Argumenty przeciw punktowi przeładunkowemu i kompostowni
Poznaliśmy treść petycji sprzeciwiającej się wstępnym planom budowy punktu przeładunku odpadów komunalnych z kompostownią koło Samołęża. Dokument opatrzony podpisami ponad pięciuset osób został przesłany do burmistrza miasta i gminy Wronki. Kopie do wiadomości trafiły do kilkunastu innych adresatów.
Postaram się streścić najważniejsze argumenty, które znalazły się w petycji liczącej ponad 30 tysięcy znaków. W oryginalnej formie zajęłaby ponad dwie strony naszej gazety.

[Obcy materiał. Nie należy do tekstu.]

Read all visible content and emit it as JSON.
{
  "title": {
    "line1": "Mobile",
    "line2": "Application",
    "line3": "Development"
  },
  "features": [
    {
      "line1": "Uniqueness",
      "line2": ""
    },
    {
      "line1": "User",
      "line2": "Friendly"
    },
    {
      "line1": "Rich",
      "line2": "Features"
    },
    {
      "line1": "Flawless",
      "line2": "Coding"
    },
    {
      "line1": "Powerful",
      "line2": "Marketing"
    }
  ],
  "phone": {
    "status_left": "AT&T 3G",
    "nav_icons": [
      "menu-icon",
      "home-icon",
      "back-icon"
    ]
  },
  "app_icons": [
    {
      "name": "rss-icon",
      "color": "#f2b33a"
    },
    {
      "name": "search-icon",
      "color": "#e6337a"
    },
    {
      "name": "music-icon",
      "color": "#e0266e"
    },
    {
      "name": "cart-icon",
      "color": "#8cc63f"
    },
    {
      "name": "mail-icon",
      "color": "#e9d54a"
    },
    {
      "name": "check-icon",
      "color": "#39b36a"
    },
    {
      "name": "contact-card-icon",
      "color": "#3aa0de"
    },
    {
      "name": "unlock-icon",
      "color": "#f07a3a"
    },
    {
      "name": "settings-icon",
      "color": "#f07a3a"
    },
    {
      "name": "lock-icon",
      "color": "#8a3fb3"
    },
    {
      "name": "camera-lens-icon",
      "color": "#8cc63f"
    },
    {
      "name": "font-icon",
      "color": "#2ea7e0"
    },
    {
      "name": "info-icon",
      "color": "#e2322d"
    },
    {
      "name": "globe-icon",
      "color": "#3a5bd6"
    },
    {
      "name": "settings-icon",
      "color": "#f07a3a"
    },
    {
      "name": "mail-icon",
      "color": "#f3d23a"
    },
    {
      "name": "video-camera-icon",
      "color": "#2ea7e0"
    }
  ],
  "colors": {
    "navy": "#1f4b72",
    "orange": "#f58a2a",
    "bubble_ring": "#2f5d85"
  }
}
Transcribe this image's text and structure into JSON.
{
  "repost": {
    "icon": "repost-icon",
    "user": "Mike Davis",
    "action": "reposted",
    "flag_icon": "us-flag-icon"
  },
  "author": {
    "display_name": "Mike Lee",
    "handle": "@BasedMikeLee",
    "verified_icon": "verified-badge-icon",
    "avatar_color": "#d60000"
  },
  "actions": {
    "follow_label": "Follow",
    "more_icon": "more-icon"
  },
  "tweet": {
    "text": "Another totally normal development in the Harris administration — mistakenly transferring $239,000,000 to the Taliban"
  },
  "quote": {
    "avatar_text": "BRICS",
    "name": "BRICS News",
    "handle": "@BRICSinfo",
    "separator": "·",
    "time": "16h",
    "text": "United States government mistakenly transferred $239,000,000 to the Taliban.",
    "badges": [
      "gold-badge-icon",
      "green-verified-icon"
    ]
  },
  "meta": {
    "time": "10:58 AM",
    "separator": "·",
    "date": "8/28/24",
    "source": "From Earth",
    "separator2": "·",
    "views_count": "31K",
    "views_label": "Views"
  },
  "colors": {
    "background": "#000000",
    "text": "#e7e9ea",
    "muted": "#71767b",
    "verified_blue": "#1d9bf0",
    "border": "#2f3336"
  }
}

Na wstępie petycji znalazł się stanowczy protest przeciw planowaniu obiektu w pobliżu najbliższych miejscowości. Autorzy przypominają, że działka nr 251 koło Samołęża znajduje się w graniach Obszaru Chronionego Krajobrazu „Puszcza Notecka” (ustanowionego w 1998 r. w ostatnich miesiącach istnienia województwa pilskiego). Cytując jeden z dokumentów samorządu wojewódzkiego: – „Na obszarach chronionego krajobrazu nadrzędnym celem jest ochrona środowiska, dlatego rozwój gospodarczy powinien być ukierunkowany na te gałęzie, które wynikają z naturalnej predyspozycji terenu: gospodarka leśna i rolna, rybactwo, turystyka, turystyka i wypoczynek. Rozwój przemysłu i urbanizacji winien być ograniczony do niezbędnego minimum uzasadnionego potrzebami miejscowej ludności i opartego na wykorzystaniu miejscowych zasobów. Obowiązywać powinna wzmożona ochrona czystości wód, powierzchni ziemi i powietrza. W celu zapewnienia obszarom chronionego krajobrazu ochrony i dostosowania do niej gospodarki należy je uwzględniać w planach zagospodarowania przestrzennego jako ich integralną część”.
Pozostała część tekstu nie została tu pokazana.